I have to begin by saying that feedback presents an opportunity for improvement, hopefully this won’t be taken as an insult.
I been testing brave for a few hours and it seems the “enhanced privacy” promises hold almost no water whatsoever.
I used the most hardened security and privacy settings, including disabling 3rd party and cross-site cookies, the strictest ad blocking and tracking prevention, even webrtc over UDP etc.
Now there are several tiers of browsers when it comes to privacy. Hardened Firefox browsers (librewolf on desktops, mull on Android) are the top tier but they require huge sacrifices when it comes to convenience. Most websites are optimized for chromium and some don’t behave well in a Firefox based browser, Firefox is significantly slower and performs worse than chromium based browsers especially on Android (Firefox Android is very poorly made), and Firefox doesn’t even support 120hz on Android.
Then you have somewhat private browsers like Vivaldi. You get the performance and speed advantages of chromium with solid ad blocking and tracking prevention and basic fingerprinting resistance. Vivaldi is also extremely good when it comes to security, with synced data being end to end encrypted with a password that you set yourself.
Brave performed worse than any of the above in my testing.
The browser failed even the most basic privacy tests. If you go to privacy.net/analyzer and then click on user accounts, you’ll see that brave leaks the types of accounts you’re logged in to (Google, yahoo, Facebook, etc). This is something that Vivaldi passed. Also, if you click on fingerprint analysis in the same page, you’ll see that brave doesn’t hide anything about the platform or browser you’re using. Hardened Firefox lets you completely spoof this information by modifying settings in about:config and using an add-on like chameleon. Vivaldi isn’t nearly as flexible here, but even Vivaldi spoofed chromium engine iteration in my testing. Brave didn’t.

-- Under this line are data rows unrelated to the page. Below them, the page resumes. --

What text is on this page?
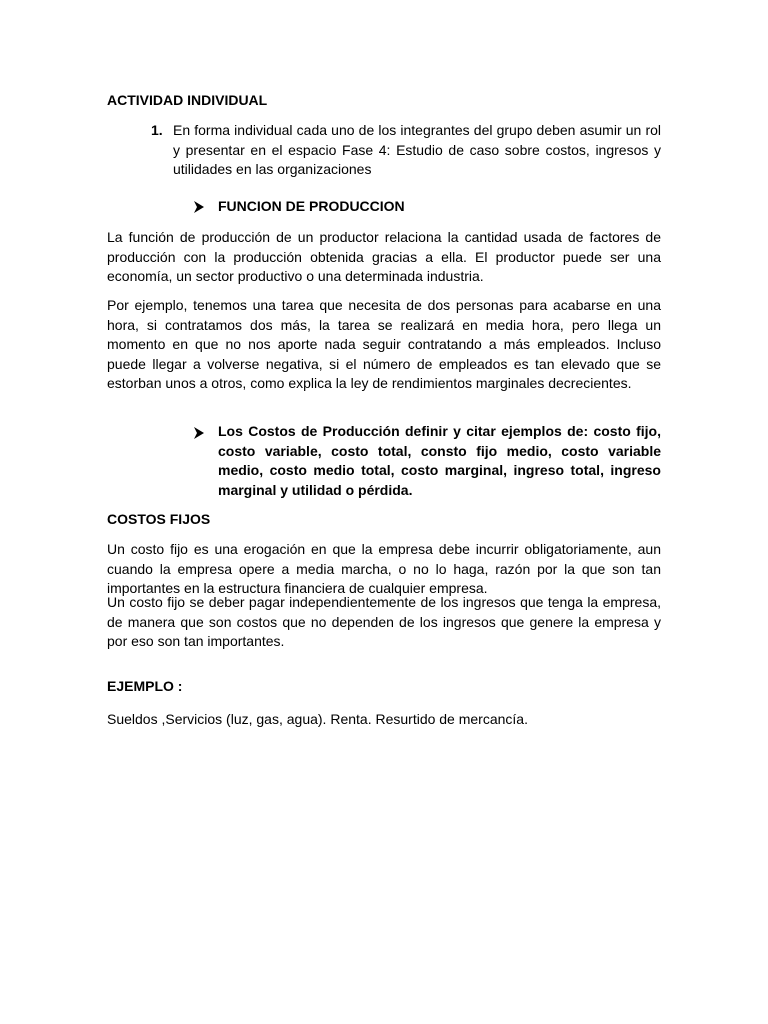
ACTIVIDAD INDIVIDUAL
1. En forma individual cada uno de los integrantes del grupo deben asumir un rol y presentar en el espacio Fase 4: Estudio de caso sobre costos, ingresos y utilidades en las organizaciones
FUNCION DE PRODUCCION
La función de producción de un productor relaciona la cantidad usada de factores de producción con la producción obtenida gracias a ella. El productor puede ser una economía, un sector productivo o una determinada industria.
Por ejemplo, tenemos una tarea que necesita de dos personas para acabarse en una hora, si contratamos dos más, la tarea se realizará en media hora, pero llega un momento en que no nos aporte nada seguir contratando a más empleados. Incluso puede llegar a volverse negativa, si el número de empleados es tan elevado que se estorban unos a otros, como explica la ley de rendimientos marginales decrecientes.
Los Costos de Producción definir y citar ejemplos de: costo fijo, costo variable, costo total, consto fijo medio, costo variable medio, costo medio total, costo marginal, ingreso total, ingreso marginal y utilidad o pérdida.
COSTOS FIJOS
Un costo fijo es una erogación en que la empresa debe incurrir obligatoriamente, aun cuando la empresa opere a media marcha, o no lo haga, razón por la que son tan importantes en la estructura financiera de cualquier empresa.
Un costo fijo se deber pagar independientemente de los ingresos que tenga la empresa, de manera que son costos que no dependen de los ingresos que genere la empresa y por eso son tan importantes.
EJEMPLO :
Sueldos ,Servicios (luz, gas, agua). Renta. Resurtido de mercancía.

Next, I went to fingerprint.com (they have the strongest fingerprinting implemention in my experience) and scrolled down to their live demo to check their generated fingerprint. This fingerprint is linked to you and changes if the website fails to accurately id and fingerprint your browser. In hardened Firefox, clearing cookies or using incognito mode tricks the website into thinking it’s someone else using a different browser and generating a new fingerprint string. Vivaldi fails this test even in incognito mode. Brave is the same as Vivaldi.
I could keep going on but I don’t wanna make this thread too long. The summary is, when it comes to privacy, Brave didn’t do better than Vivaldi in any of my tests, actually it did worse in several key areas. Hardened Firefox handily beats brave in every privacy category.
Now, I’m not saying everyone needs the level of privacy provided by librewolf or mull, and I will admit that brave does admirably when it comes to speed and performance (beats Vivaldi by a small margin) but I think most people use Brave because it promises enhanced privacy, and on this front it doesn’t seem that brave delivers at all. I mean it’s not terrible, it’s just no better than anything that’s not edge, chrome, or opera. In my experience, the only thing that Brave provides (as of the time of this post) is the illusion of privacy.
Sorry if this was too long, and I’m 100% open to being corrected if I missed anything. I would love to use Brave (being a true FOSS project) if these issues are addressed and if enhanced privacy becomes a reality instead of a promise.